There are some people who are perceived to be demon-like or to be possessed simply because their eyes are predominately black and they look almost liquefied. When you come across people with eyes like this it definitely makes you take a double look. Although all of the supernatural shows on television make us wonder about these people the truth is they may be suffering from a genetic condition that causes the eye to be underdeveloped.
Aniridia is a rare genetic eye condition that is an extreme form of Iris Hypoplasia (the underdevelopment of the iris or colored part of the eye). Aniridia runs in families, you’re born with it and it occurs in both eyes. The Greek meaning of Aniridia is “without iris”.
Aniridia is caused by the Pax6 gene. This gene is responsible for eye development and when it doesn’t function correctly the eye stops developing too early and this causes the baby to be born with underdeveloped eyes. Eyes that are affected by Aniridia look like the pupil is extremely large and the color of the eye can barely be seen. In rare cases the color of the eye (the iris) can’t be seen at all.
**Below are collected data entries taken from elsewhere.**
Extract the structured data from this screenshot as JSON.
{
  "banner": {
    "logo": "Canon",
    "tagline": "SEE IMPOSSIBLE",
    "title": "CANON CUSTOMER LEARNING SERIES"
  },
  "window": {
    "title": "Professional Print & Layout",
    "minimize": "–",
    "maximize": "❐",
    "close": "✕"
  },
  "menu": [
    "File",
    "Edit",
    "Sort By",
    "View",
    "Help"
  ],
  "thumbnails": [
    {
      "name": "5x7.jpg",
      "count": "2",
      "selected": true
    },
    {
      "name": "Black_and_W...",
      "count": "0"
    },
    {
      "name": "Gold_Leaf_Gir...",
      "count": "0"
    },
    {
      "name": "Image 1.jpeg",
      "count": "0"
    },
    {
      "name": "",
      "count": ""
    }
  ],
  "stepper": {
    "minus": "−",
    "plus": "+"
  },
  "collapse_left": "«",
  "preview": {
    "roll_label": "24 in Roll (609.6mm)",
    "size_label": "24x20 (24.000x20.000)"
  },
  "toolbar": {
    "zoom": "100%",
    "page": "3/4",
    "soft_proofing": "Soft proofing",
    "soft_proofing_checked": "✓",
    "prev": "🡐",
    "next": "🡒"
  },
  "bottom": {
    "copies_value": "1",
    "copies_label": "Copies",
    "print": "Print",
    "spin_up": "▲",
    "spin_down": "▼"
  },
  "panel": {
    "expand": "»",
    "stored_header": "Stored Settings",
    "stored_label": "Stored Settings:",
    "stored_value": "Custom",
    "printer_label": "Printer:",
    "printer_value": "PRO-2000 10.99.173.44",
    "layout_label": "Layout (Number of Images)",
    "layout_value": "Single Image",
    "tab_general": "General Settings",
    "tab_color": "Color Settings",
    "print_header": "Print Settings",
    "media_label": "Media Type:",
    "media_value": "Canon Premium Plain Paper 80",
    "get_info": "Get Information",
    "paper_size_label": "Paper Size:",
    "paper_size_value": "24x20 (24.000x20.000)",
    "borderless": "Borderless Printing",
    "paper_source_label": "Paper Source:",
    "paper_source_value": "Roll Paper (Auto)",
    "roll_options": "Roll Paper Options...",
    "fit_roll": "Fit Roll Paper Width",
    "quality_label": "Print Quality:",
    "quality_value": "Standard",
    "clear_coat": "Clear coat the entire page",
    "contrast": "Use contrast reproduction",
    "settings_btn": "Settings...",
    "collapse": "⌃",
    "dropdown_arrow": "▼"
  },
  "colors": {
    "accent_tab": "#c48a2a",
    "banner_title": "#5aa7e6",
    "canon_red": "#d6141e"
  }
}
Aniridia can result in cataracts (cloudy lens), glaucoma (optic nerve damage caused by increased eye pressure), nystagmus (wobbly eyes), aniridic keratopathy (major cause of vision loss in those with Aniridia), amblyopia (loss of vision in a non-dominant eye), micro cornea (small cornea), strabismus (cross eyes), dysosmia (impaired sense of smell), dysnomia (difficulty recalling individual words even though the meaning of the word is fully understood), glucose intolerance (a precursor to diabetes that has no physical signs), tumor in the kidney and light sensitivity. Aniridia does not always cause vision loss, but it is possible.
Aniridia can also be a symptom of serious conditions such as WAGR or Gillespie syndrome.
WAGR is a very rare genetic syndrome. WAGR is an acronym that stands for the most common features of the disorder which are Wilm’s tumor, Aniridia, Genito-urinary anomalies and mental retardation. WAGR is also known as 11p depletion syndrome, chromosome 11p depletion syndrome, WAGR complex, Wilm’s tumor-Aniridia-Genitourinary Anomalies-Mental Retardation Syndrome and Wilm’s Tumor-Aniridia-Gonadoblatoma-Mental Retardation Syndrome.
Gillespie Syndrome is a rare syndrome that is present from birth and affects both males and females. It is characterized by partial or complete Aniridia, aplasia (defective development that results in the absence of all or part of an organ) that involves only the papillary zone of the iris and congenital nonprogressive bilateral partial cerebellar ataxia (lack of muscle coordination during voluntary movements) with hypotonia (decreased muscle tone).
Aniridia is very rare and only occurs in approximately 1 in every 50,000 births. There’s no treatment for Aniridia, but there are treatments that are available to help prevent the side-effects of the disorder.